X-7 did his best to ignore Soresh. Automatically, he surveyed his surroundings, eyes alighting on any possible means of escape. The office, clearly a temporary one, was mostly bare, although the Commander had stupidly left his files and datapad sitting out on the desk. Perhaps he'd forgotten that he'd equipped X-7 with a photographic memory. Once the information passed in front of his face, it was in his mind forever. The desk also contained the controls for the hidden turbolift. Once the Commander was out of commission—which would be easy enough to see to—the lift would be accessible.
And if all else failed, there was always the window.
Soresh waved a hand lazily at the transparisteel. "Go," he said. "If that's what you really want. I didn't think you were the kind of man who would enjoy living a lie, but be my guest."
"There are only two things I want," X-7 retorted. "My life—and your death." He watched his commander carefully, searching for some sign of anxiety or concern. But the man remained perfectly calm. Confident. What does he know that I don't? X-7 thought, suddenly wary. Maybe he should leave sooner rather than later.
But if he left, the Commander would always be waiting to reassert control, to turn X-7 back into a slave. It would be much more expedient to kill him now.
Think like a human, X-7 reminded himself. Let yourself feel.
Fine, then. Not just expedient. It would be satisfying—it would be just—to watch the Commander die.
Soresh burst into laughter. "Want? You don't know the meaning of the word."
"You know nothing about me," X-7 said. "Not anymore."
"I know everything about you." Soresh's voice was like a dragon snake, slithering into X-7's ears, into his brain.
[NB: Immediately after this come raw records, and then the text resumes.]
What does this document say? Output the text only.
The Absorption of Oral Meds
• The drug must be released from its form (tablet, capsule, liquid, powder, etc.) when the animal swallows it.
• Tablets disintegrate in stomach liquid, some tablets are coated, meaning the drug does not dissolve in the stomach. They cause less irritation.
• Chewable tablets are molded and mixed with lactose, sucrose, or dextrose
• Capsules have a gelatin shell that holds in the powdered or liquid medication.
Laced with venom. "Certainly more than you know about yourself."
"And I know about you," X-7 spat out. "Your precious program, your volunteers. We were prisoners. You told me I'd enlisted, that all I wanted was to serve the Empire. I was a Rebel. You kil
led me, the real me—you made me a murderer and turned me against my own."
"Whining doesn't become you," the Commander said. But his voice had tightened, nearly imperceptibly. His eyelids fluttered. X-7 knew the signs. He'd hit a nerve. "Nor does stupidity. You actually believe their lies?"
"I can see when a man is telling the truth," X-7 said coolly. "You taught me well."
"Fine." The Commander stood. "You weren't a volunteer. None of you were. But you're not this, this pathetic Trever Flume they're trying to turn you into, either. It's a trap. Don't be such a fool that you walk right into it."
X-7 scanned the Commander's face for evidence that this, too, was a lie. But he could find none.
It doesn't mean anything, he thought. The Commander was a practiced manipulator.
And X-7 wasn't exactly objective when it came to listening to his lies.
"I don't believe you," he said steadily. He wouldn't let Soresh sense his inner hesitation. Perhaps he was becoming more human, more Trever, but enough of him was still X-7. His thoughts, his doubts remained his own.
"Believe me; don't believe me. That's irrelevant. Haven't you figured it out yet?" The Commander twisted his face into a gruesome smile. "It doesn't matter who you were. Trever Flume, or some other fool, whoever it was, that man is dead. There's no going backward, no hiding in the past. No becoming ordinary again. Why would you ever want such a thing? You're better than that. Stronger, faster, smarter. Harder. Better because I made you that way. You think you can make yourself soft again? Make yourself stupid? Please. You're a weapon, razor sharp. Be grateful."
"To you?" X-7 whispered harshly, and drew out a slim vibroblade. The blaster would be quicker, surer. But he wanted satisfaction.
"You can thank me later," Soresh said breezily. "Or kill me now, if that's what you really want. If you hate your creator so very much. Kill me."
It was all the invitation X-7 needed. He raised the blade. Stepped forward.
Tried to step forward. But it was like his shoes were nailed to the floor.